2. Providers should note the following additional requirements:
  • The critical care services that NPPs provide must be within the scope of practice and licensure requirements for the state in which they practice and provide the services, and
  • NPPs must meet the collaboration, physician supervision, and billing requirements, and PAs must meet the general physician supervision requirements.

3. NPP time and physician time cannot be combined to calculate a primary critical care E/M service.
Example: An NPP is called urgently to the surgical intensive care unit for a patient in respiratory distress on extracorporeal membrane oxygenation. The NPP provides 40 minutes of critical care to stabilize the patient. The physician arrives, examines the patient, reviews the findings, and spends 18 minutes providing full attention to the patient.

Codes
Use code 99291 under the NPP name and NPI number or 99231-99233 under the physician’s name and NPI number, depending on the documentation. The physician may use the NPP’s documentation combined with his/her own to arrive at a level of service of 99231-99233. In this case, it is probably better to use the NPP’s critical care time for billing. 

Summary
NPPs may bill incident-to the physician when all criteria are met. Auxiliary personnel may also bill incident-to the NPP for nondiagnostic testing services, in which case Medicare will reimburse at the NPP rate (85% of the physician allowable).
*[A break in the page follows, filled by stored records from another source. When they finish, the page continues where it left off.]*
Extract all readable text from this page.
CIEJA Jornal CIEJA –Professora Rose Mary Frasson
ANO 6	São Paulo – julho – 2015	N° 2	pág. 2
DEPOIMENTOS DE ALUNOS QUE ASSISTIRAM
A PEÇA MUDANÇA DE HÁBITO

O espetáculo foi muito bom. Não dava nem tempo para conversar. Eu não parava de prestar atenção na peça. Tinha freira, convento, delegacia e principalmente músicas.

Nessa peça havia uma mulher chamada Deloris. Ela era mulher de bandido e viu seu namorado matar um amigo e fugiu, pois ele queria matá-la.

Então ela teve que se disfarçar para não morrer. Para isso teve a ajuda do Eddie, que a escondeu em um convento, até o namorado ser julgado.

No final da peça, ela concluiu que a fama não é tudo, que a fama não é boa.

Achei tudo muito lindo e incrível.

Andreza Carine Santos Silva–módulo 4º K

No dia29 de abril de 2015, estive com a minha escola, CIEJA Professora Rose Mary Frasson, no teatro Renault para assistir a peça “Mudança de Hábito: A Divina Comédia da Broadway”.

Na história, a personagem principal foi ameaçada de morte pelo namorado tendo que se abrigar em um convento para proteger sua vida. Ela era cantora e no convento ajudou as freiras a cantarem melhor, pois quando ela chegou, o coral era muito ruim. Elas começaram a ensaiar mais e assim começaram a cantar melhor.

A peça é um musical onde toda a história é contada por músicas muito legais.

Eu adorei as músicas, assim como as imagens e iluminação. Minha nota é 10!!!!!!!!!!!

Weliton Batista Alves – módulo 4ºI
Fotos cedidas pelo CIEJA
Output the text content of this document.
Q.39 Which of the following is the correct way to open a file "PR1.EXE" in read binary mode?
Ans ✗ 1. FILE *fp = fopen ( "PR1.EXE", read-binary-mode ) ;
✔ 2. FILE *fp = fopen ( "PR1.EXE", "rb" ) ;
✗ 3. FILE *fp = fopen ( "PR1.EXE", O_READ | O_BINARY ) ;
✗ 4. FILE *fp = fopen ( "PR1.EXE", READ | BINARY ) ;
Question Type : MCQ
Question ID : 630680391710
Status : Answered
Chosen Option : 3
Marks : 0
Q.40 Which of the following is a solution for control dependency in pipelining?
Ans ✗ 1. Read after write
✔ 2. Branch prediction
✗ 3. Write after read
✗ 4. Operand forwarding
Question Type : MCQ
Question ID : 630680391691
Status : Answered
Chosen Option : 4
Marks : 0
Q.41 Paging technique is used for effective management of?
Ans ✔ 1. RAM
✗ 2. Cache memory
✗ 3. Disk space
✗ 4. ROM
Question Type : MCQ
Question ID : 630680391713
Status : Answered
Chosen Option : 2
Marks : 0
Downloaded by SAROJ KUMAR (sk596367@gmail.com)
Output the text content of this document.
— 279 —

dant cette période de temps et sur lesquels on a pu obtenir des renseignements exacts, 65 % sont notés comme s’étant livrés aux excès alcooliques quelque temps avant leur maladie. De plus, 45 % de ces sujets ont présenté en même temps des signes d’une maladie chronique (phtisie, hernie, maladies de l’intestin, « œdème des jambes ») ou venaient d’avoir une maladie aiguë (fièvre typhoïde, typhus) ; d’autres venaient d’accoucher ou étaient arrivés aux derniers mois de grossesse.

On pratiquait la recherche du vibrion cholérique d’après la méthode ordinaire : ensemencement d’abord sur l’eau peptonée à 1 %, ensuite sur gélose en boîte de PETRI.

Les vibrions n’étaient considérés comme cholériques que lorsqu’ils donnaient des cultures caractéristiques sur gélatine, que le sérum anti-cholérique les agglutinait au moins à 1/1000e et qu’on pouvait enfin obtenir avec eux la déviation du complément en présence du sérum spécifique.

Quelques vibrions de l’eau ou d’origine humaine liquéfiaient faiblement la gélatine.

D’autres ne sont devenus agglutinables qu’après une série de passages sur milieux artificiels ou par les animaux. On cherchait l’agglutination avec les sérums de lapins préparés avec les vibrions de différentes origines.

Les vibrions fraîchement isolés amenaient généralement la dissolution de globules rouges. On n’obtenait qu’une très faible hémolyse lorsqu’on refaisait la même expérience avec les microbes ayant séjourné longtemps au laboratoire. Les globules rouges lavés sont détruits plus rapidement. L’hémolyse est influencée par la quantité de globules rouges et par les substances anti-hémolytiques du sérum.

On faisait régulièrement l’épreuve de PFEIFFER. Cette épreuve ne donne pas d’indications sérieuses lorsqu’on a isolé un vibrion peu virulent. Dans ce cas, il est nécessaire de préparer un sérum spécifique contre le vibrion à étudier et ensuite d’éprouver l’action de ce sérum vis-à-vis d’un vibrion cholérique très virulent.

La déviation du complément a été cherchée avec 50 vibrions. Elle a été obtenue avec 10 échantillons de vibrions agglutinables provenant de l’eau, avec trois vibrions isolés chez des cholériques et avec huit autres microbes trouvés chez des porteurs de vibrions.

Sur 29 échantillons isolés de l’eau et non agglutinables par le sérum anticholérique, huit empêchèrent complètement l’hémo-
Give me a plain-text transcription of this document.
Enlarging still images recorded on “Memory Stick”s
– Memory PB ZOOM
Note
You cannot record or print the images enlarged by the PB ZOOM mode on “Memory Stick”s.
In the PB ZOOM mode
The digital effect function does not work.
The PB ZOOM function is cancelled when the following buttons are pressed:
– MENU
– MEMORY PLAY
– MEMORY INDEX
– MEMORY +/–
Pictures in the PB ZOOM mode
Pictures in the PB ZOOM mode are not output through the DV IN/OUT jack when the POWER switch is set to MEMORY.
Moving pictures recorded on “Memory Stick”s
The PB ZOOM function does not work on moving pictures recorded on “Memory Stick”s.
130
NPPs may examine a new patient or an established patient with a new problem (if state scope of practice allows) but must direct bill for these services; services to new patients and established patients with a new problem or change in plan of care by the NPP do not meet incidentto billing guidelines. The NPP may bill incident-to the supervising physician for services rendered to an established patient examined for an established problem when the NPP is carrying out the plan of care set by the physician.

Split/shared services can be reported in the office setting (if incident-to requirements are met) and in the hospital setting if both the physician and NPP examine the patient on the same date of service. The service can be reported under either the physician’s or NPP’s NPI number. If billed under the NPP’s NPI number, 85% of the physician allowable is paid. If billed under the physician’s NPI number, 100% of the allowable is paid.

Direct billing can be reported in the office, hospital, and critical care settings. When the NPP bills under his/ her NPI number 85% of the physician allowable is paid. Critical care services cannot be reported split/share.